2. The first open protocol permanence system to include BLAKE3
as a production hash algorithm alongside SHA-256 and SHA3-512.
3. The first IETF-documented permanence protocol to formally
address post-quantum resilience through SHA3-512 inclusion
as a core architectural requirement.
4. The first autonomous multi-agent permanence pipeline governed
by an IETF Internet-Draft specification to achieve operational
status with publicly accessible document submission.
Prior systems combining blockchain timestamping with distributed
storage [IPFS] exist, most notably OpenTimestamps [OTS] and
various blockchain-IPFS hybrid architectures. However, none
combine triple-fingerprint hashing, academic DOI registration,
web archiving, and a resolvable permanent identifier namespace
under a single unified open protocol specification with a live
implementation. The REM Protocol constitutes a new category of
permanence infrastructure rather than an extension of prior work.
8. Security Considerations
8.1. Hash Algorithm Independence
The three hash algorithms employed -- SHA-256, SHA3-512, and BLAKE3
-- use structurally independent constructions:
o SHA-256 uses a Merkle-Damgard construction [RFC6234]
o SHA3-512 uses a Keccak sponge construction [FIPS202]
o BLAKE3 uses a binary tree construction [BLAKE3SPEC]
A cryptanalytic attack effective against one construction is
extremely unlikely to be effective against either of the other two.
The triple-fingerprint architecture therefore provides defense
in depth against future cryptanalytic developments.
8.2. Post-Quantum Security
As analyzed in Section 3.4, SHA3-512 provides 256-bit quantum
security against Grover's algorithm [GROVER], exceeding the NIST
post-quantum minimum threshold [NISTPQC]. REM records produced
by the live implementation are therefore post-quantum resilient
through the SHA3-512 permanence layer.
Implementors SHOULD include SHA3-512 or equivalent 512-bit output
hash algorithms in any REM Protocol-compliant implementation
seeking post-quantum permanence guarantees.
8.3. Multi-Layer Redundancy
The six-layer permanence architecture ensures that no single point
of failure can compromise a REM record. The permanent layers --
Bitcoin blockchain, IPFS, Zenodo DOI, and Internet Archive -- are
operated by independent organizations on independent infrastructure.

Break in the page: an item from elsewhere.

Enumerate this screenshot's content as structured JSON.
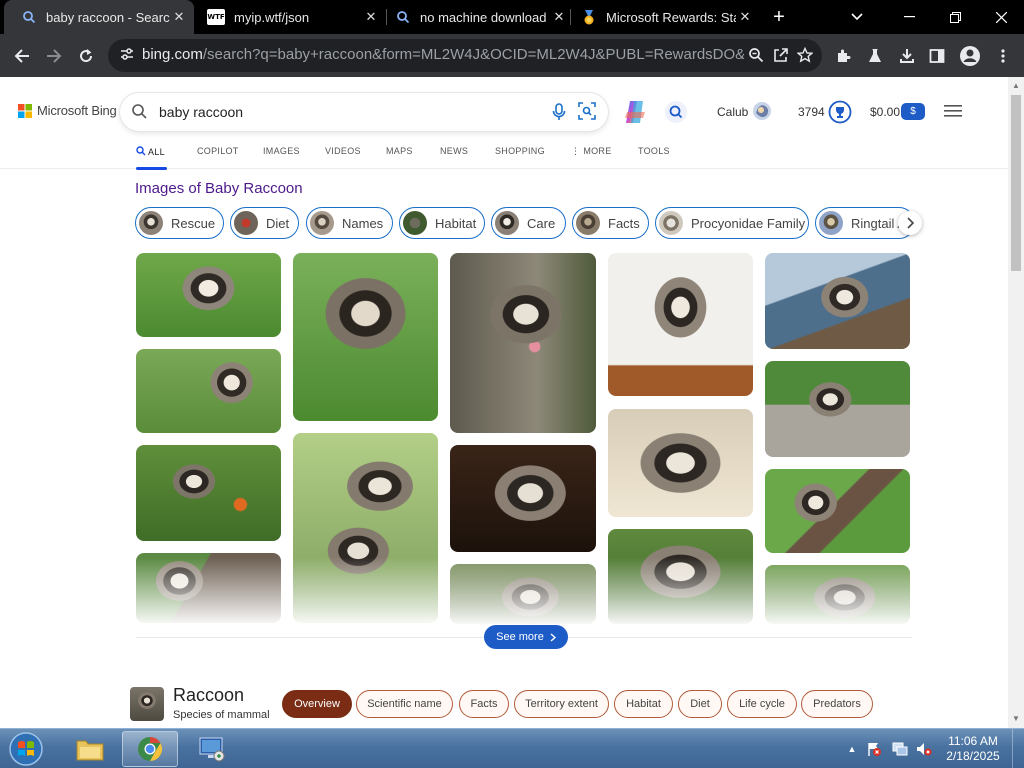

No single entity controls more than one layer. An adversary seeking
to erase or alter a REM record would require simultaneous control
of Bitcoin mining consensus, the global IPFS network, CERN's Zenodo
infrastructure, and the Internet Archive -- a practical impossibility.
9. IANA Considerations
This document has no IANA actions.
The REMID namespace (REMID:YYYY.MMDD/[hash-prefix]) is defined
and administered by the REM Protocol specification [DRAFT-REM].

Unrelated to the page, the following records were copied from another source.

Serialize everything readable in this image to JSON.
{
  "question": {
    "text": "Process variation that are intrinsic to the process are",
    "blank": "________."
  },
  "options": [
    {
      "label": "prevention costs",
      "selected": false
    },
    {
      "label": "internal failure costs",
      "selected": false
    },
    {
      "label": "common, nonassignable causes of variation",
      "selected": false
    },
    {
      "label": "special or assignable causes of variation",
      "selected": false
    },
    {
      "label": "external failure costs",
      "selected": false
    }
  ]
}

Registration of this namespace with IANA is deferred to a future
revision of [DRAFT-REM].
10. References
10.1. Normative References
[RFC2119] Bradner, S., "Key words for use in RFCs to Indicate
Requirement Levels", BCP 14, RFC 2119,
DOI 10.17487/RFC2119, March 1997,
<https://www.rfc-editor.org/rfc/rfc2119>.
[RFC6234] Eastlake 3rd, D. and T. Hansen, "US Secure Hash
Algorithms (SHA and SHA-based HMAC and HKDF)", RFC 6234,
DOI 10.17487/RFC6234, May 2011,
<https://www.rfc-editor.org/rfc/rfc6234>.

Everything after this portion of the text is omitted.